The 13F filings for Q1 were recently released, revealing some common themes across hedge funds. While many stocks were bought, one is a clear favorite.

Alphabet was a common purchase among all three hedge funds

I'll focus on three hedge funds: Tiger Global Management, Soros Fund Management, and Bridgewater Associates. These funds are run by billionaires Chase Coleman, George Soros, and Ray Dalio, respectively. In Q1, all three of these funds had sizable purchases of Alphabet (GOOG 0.92%) (GOOGL 0.93%). For Bridgewater and Tiger, Alphabet was the most purchased stock in Q1.

This is a large nod of confidence to Alphabet, especially since many saw it struggle to roll out AI products initially. However, its Gemini generative AI technology has dramatically improved and is now starting to integrate AI into search results to summarize what you've searched for. Many investors have been waiting for Alphabet to announce this technology, and now that it has, it reinforces the fact that Alphabet is a top player in the tech world.

But that wasn't the only AI stock these hedge funds were buying.

Bridgewater also bought Nvidia (NVDA 1.75%) and Meta Platforms (META 0.11%). While Tiger Global didn't buy any of these stocks in Q1, it's already heavily exposed, as Meta and Nvidia make up nearly 20% and 5% of its portfolio, respectively. As a result, it shouldn't be surprising that Tiger didn't add any more of these stocks due to its hefty concentration already. Soros Fund Management doesn't own either of these companies, but it isn't as tech-heavy as the other two.

Meta is similar to Alphabet in that its primary business is advertising. So to improve its standing in this field, Meta has rolled out generative AI tools to advertisers, and is also starting to develop its own chips to process its AI workloads.

Nvidia hardly needs any introduction in the AI world, as its graphics processing units (GPUs) are at the core of training and processing AI models. Despite its massive rise already, Nvidia continues to see incredibly strong demand, which will continue until all AI infrastructure is built.

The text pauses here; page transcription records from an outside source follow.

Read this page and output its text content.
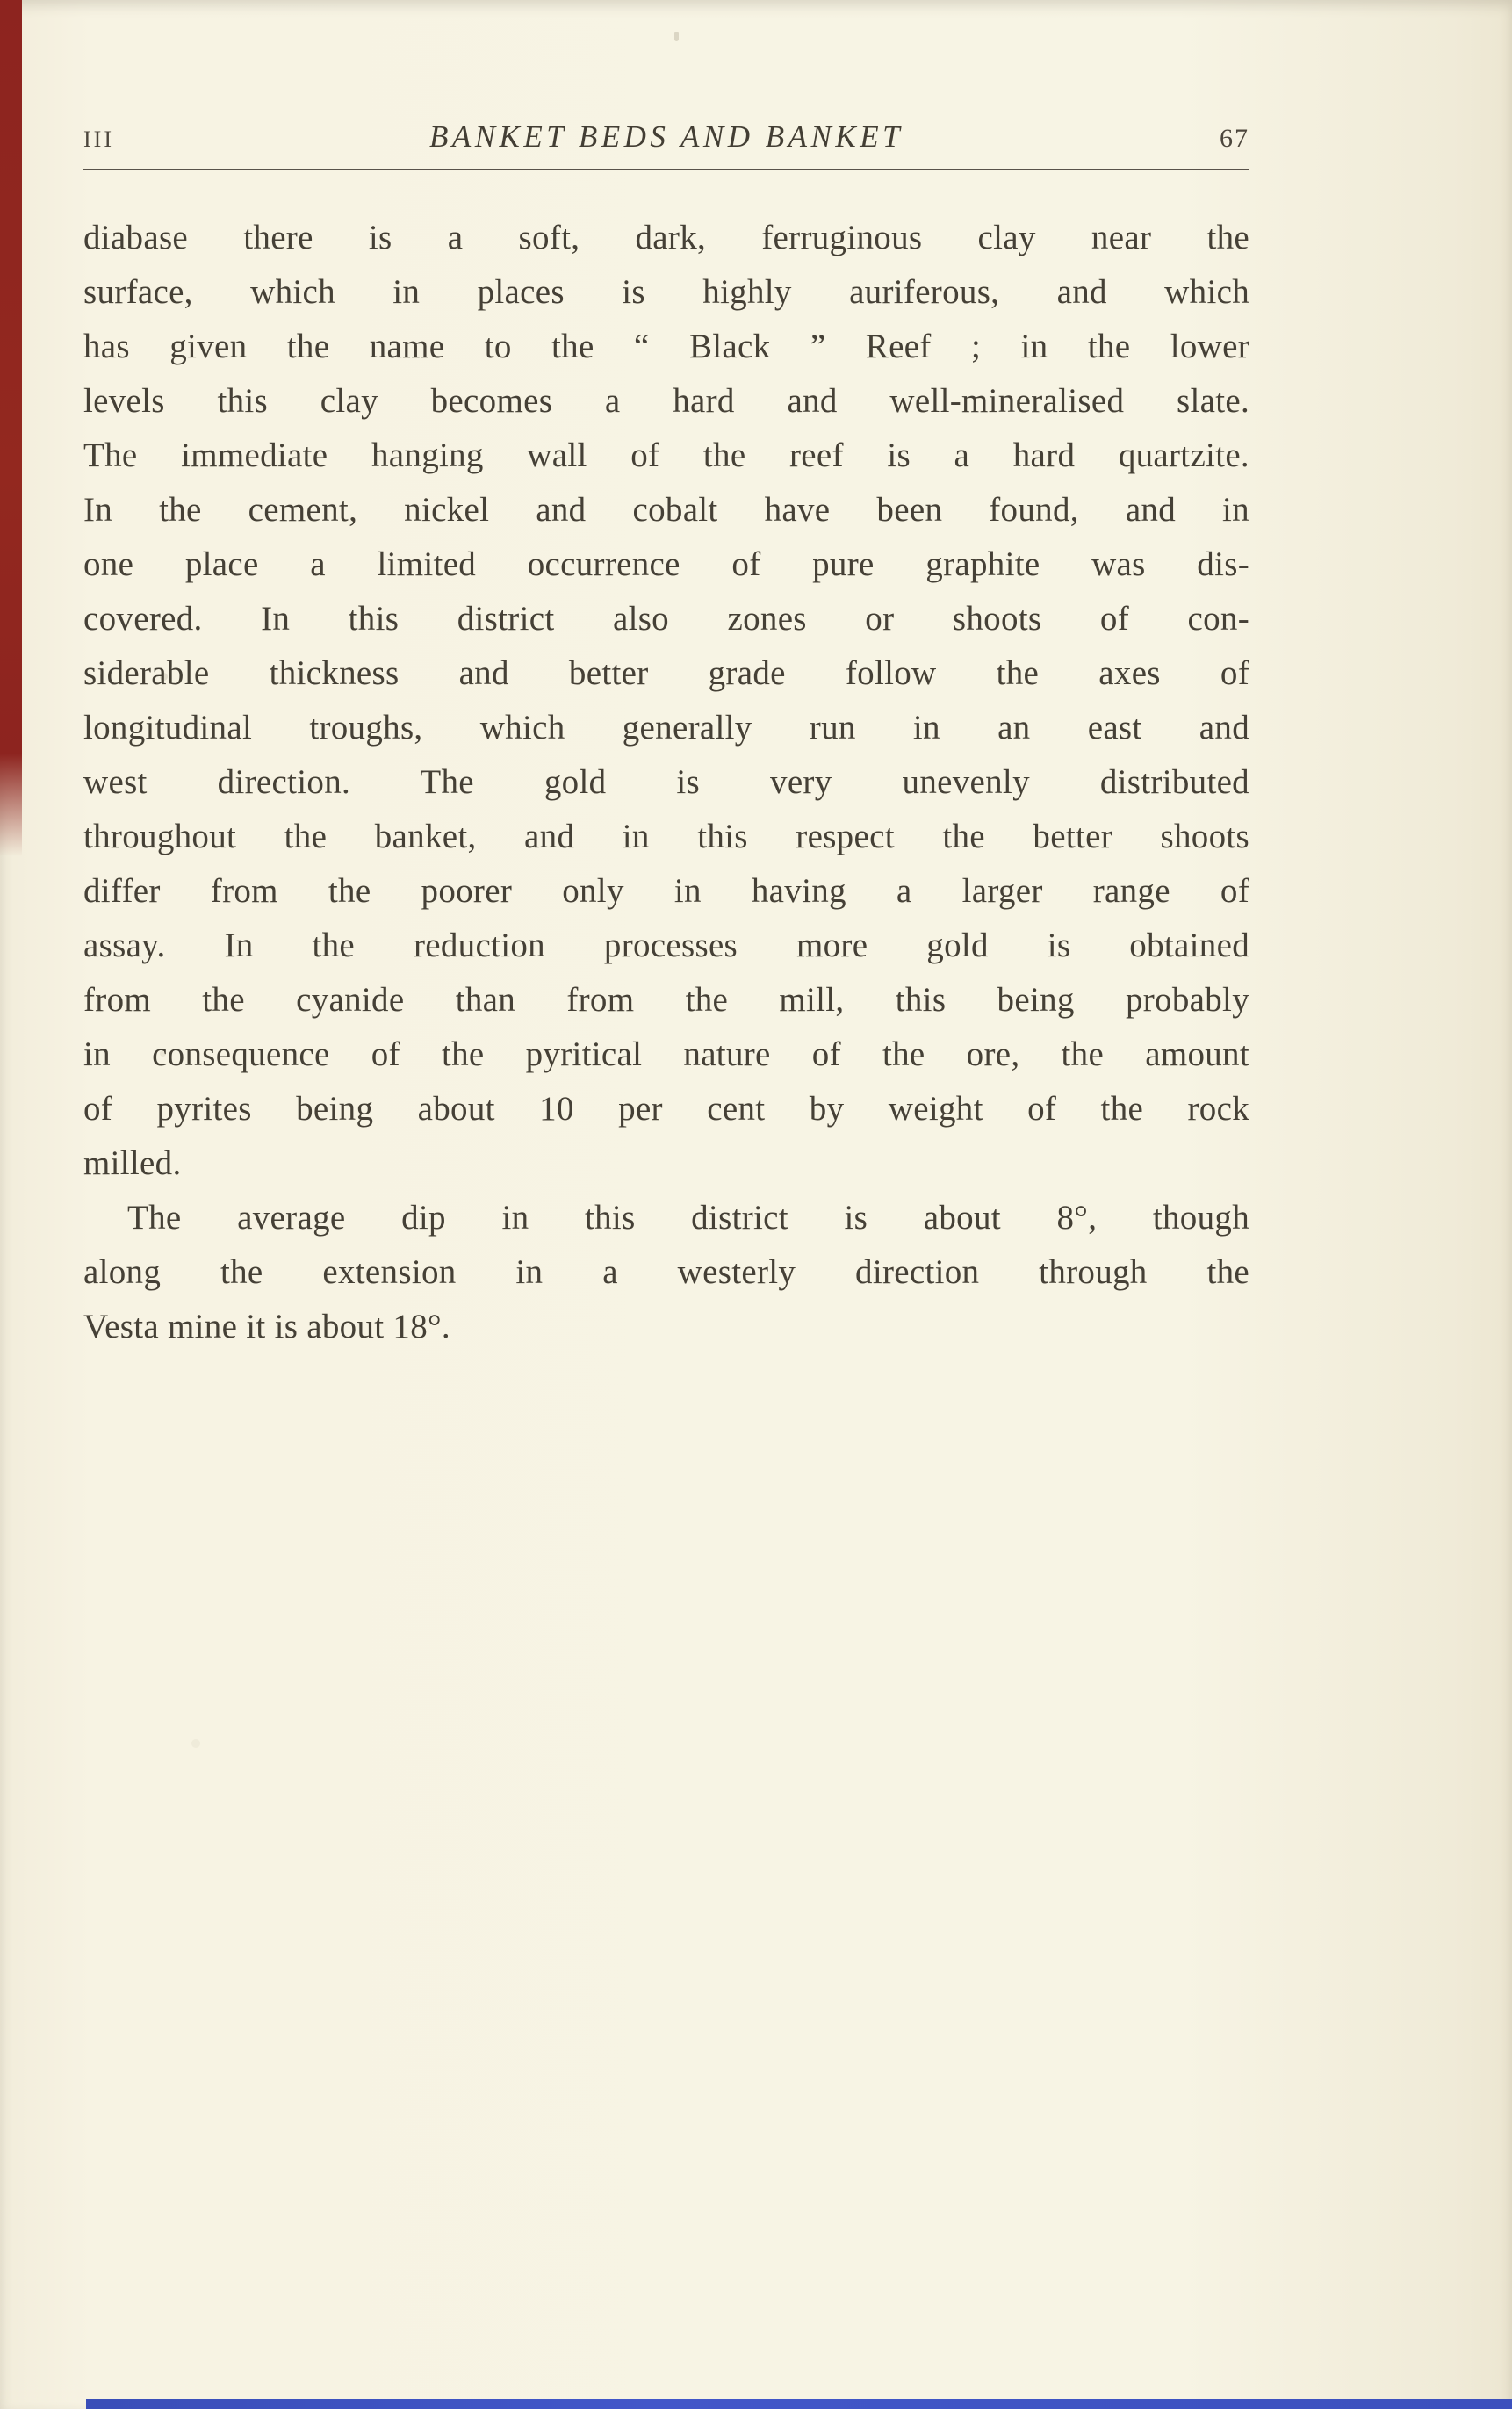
III	BANKET BEDS AND BANKET	67
diabase there is a soft, dark, ferruginous clay near the
surface, which in places is highly auriferous, and which
has given the name to the “ Black ” Reef ; in the lower
levels this clay becomes a hard and well-mineralised slate.
The immediate hanging wall of the reef is a hard quartzite.
In the cement, nickel and cobalt have been found, and in
one place a limited occurrence of pure graphite was dis-
covered. In this district also zones or shoots of con-
siderable thickness and better grade follow the axes of
longitudinal troughs, which generally run in an east and
west direction. The gold is very unevenly distributed
throughout the banket, and in this respect the better shoots
differ from the poorer only in having a larger range of
assay. In the reduction processes more gold is obtained
from the cyanide than from the mill, this being probably
in consequence of the pyritical nature of the ore, the amount
of pyrites being about 10 per cent by weight of the rock
milled.
The average dip in this district is about 8°, though
along the extension in a westerly direction through the
Vesta mine it is about 18°.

With billionaires buying these three stocks, investors might be prompted to buy them now. However, these stocks were purchased between the start of the year and March 31, so it has been nearly two months since this activity occurred. So are they still buys now?

Meta and Alphabet are still reasonably priced stocks

All three of these businesses are mature companies undergoing drastic changes. So I'll use their forward price-to-earnings (P/E) ratios to value them, because it considers the business shifts occurring.

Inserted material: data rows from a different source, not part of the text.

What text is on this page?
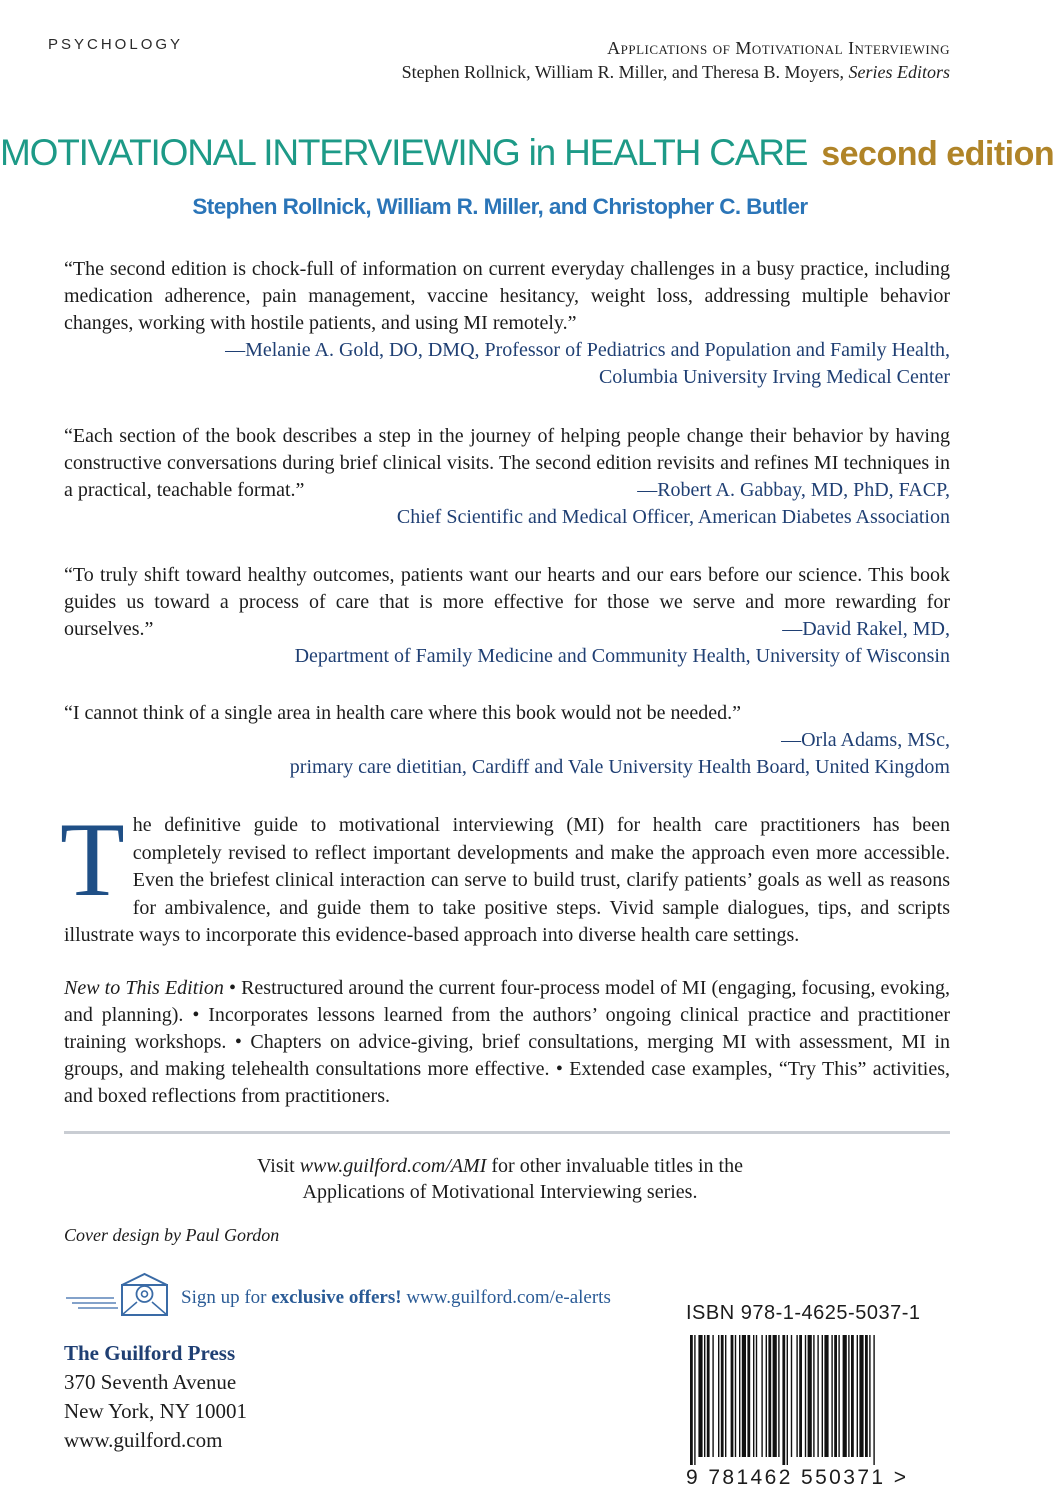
PSYCHOLOGY	Applications of Motivational Interviewing
Stephen Rollnick, William R. Miller, and Theresa B. Moyers, Series Editors
MOTIVATIONAL INTERVIEWING in HEALTH CARE second edition
Stephen Rollnick, William R. Miller, and Christopher C. Butler

“The second edition is chock-full of information on current everyday challenges in a busy practice, including medication adherence, pain management, vaccine hesitancy, weight loss, addressing multiple behavior changes, working with hostile patients, and using MI remotely.”

—Melanie A. Gold, DO, DMQ, Professor of Pediatrics and Population and Family Health,
Columbia University Irving Medical Center

“Each section of the book describes a step in the journey of helping people change their behavior by having constructive conversations during brief clinical visits. The second edition revisits and refines MI techniques in a practical, teachable format.”	—Robert A. Gabbay, MD, PhD, FACP,

Chief Scientific and Medical Officer, American Diabetes Association

“To truly shift toward healthy outcomes, patients want our hearts and our ears before our science. This book guides us toward a process of care that is more effective for those we serve and more rewarding for ourselves.”	—David Rakel, MD,
Department of Family Medicine and Community Health, University of Wisconsin

“I cannot think of a single area in health care where this book would not be needed.”

—Orla Adams, MSc,
primary care dietitian, Cardiff and Vale University Health Board, United Kingdom
The definitive guide to motivational interviewing (MI) for health care practitioners has been completely revised to reflect important developments and make the approach even more accessible. Even the briefest clinical interaction can serve to build trust, clarify patients’ goals as well as reasons for ambivalence, and guide them to take positive steps. Vivid sample dialogues, tips, and scripts illustrate ways to incorporate this evidence-based approach into diverse health care settings.
New to This Edition • Restructured around the current four-process model of MI (engaging, focusing, evoking, and planning). • Incorporates lessons learned from the authors’ ongoing clinical practice and practitioner training workshops. • Chapters on advice-giving, brief consultations, merging MI with assessment, MI in groups, and making telehealth consultations more effective. • Extended case examples, “Try This” activities, and boxed reflections from practitioners.
Visit www.guilford.com/AMI for other invaluable titles in the
Applications of Motivational Interviewing series.
Cover design by Paul Gordon
Sign up for exclusive offers! www.guilford.com/e-alerts
The Guilford Press
370 Seventh Avenue
New York, NY 10001
www.guilford.com
ISBN 978-1-4625-5037-1
9 781462 550371 >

GOOGL PE Ratio (Forward) Chart

GOOGL PE Ratio (Forward) data by YCharts

Nvidia trades at a healthy premium to Meta and Alphabet simply because it's rapidly growing and has the potential to do that for many years. This makes Nvidia one of the harder stocks to assess on the stock market.

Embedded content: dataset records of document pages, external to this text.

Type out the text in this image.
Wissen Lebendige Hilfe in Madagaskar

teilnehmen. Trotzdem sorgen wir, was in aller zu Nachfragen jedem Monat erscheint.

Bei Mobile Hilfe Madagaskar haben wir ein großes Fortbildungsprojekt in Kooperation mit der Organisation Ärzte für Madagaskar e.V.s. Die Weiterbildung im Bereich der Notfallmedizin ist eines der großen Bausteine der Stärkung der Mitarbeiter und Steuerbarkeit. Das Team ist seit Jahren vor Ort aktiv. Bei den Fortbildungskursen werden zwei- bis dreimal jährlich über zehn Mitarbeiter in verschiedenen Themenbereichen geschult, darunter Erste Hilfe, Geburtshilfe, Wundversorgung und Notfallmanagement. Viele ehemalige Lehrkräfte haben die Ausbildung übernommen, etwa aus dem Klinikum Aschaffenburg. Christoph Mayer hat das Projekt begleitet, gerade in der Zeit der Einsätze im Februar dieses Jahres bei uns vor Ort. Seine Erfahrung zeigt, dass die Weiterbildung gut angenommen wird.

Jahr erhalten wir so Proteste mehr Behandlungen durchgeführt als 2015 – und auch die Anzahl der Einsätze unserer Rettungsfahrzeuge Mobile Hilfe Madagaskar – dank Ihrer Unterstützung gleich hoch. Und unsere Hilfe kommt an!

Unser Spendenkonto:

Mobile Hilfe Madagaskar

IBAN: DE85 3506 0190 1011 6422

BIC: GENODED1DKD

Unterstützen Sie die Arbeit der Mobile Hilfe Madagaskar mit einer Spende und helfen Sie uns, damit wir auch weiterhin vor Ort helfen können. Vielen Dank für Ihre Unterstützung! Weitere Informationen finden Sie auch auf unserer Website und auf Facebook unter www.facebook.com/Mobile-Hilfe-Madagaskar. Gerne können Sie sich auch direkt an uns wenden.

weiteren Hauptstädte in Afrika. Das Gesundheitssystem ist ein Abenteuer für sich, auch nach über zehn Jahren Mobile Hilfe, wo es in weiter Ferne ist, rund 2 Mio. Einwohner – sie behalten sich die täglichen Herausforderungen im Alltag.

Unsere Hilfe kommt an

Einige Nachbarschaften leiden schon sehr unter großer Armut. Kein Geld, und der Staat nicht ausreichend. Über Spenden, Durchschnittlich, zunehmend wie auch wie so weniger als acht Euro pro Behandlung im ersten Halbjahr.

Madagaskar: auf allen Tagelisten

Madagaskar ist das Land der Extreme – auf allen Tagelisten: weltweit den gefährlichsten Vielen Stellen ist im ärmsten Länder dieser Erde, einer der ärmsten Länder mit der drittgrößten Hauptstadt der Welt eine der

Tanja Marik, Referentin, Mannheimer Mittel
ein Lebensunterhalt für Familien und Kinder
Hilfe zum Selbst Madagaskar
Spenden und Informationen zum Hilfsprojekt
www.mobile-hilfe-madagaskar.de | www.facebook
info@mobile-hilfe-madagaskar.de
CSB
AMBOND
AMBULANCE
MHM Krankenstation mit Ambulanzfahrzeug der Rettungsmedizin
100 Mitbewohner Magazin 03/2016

Alphabet and Meta trade at much more reasonable valuations and only hold slight premiums to the broader S&P 500's forward P/E of 21.6.Still, each posted solid earnings growth in Q1 (Alphabet's earnings per share rose 62%, while Meta's rose 120%), so they are on the right track.

Of the three, Alphabet and Meta are probably the biggest no-brainer buys. They are executing at a high level and can be purchased at a reasonable price. Nvidia requires more work, and investors must understand the expectations built into the stock, as they are quite high. But it may still be a viable option for investors to scoop up.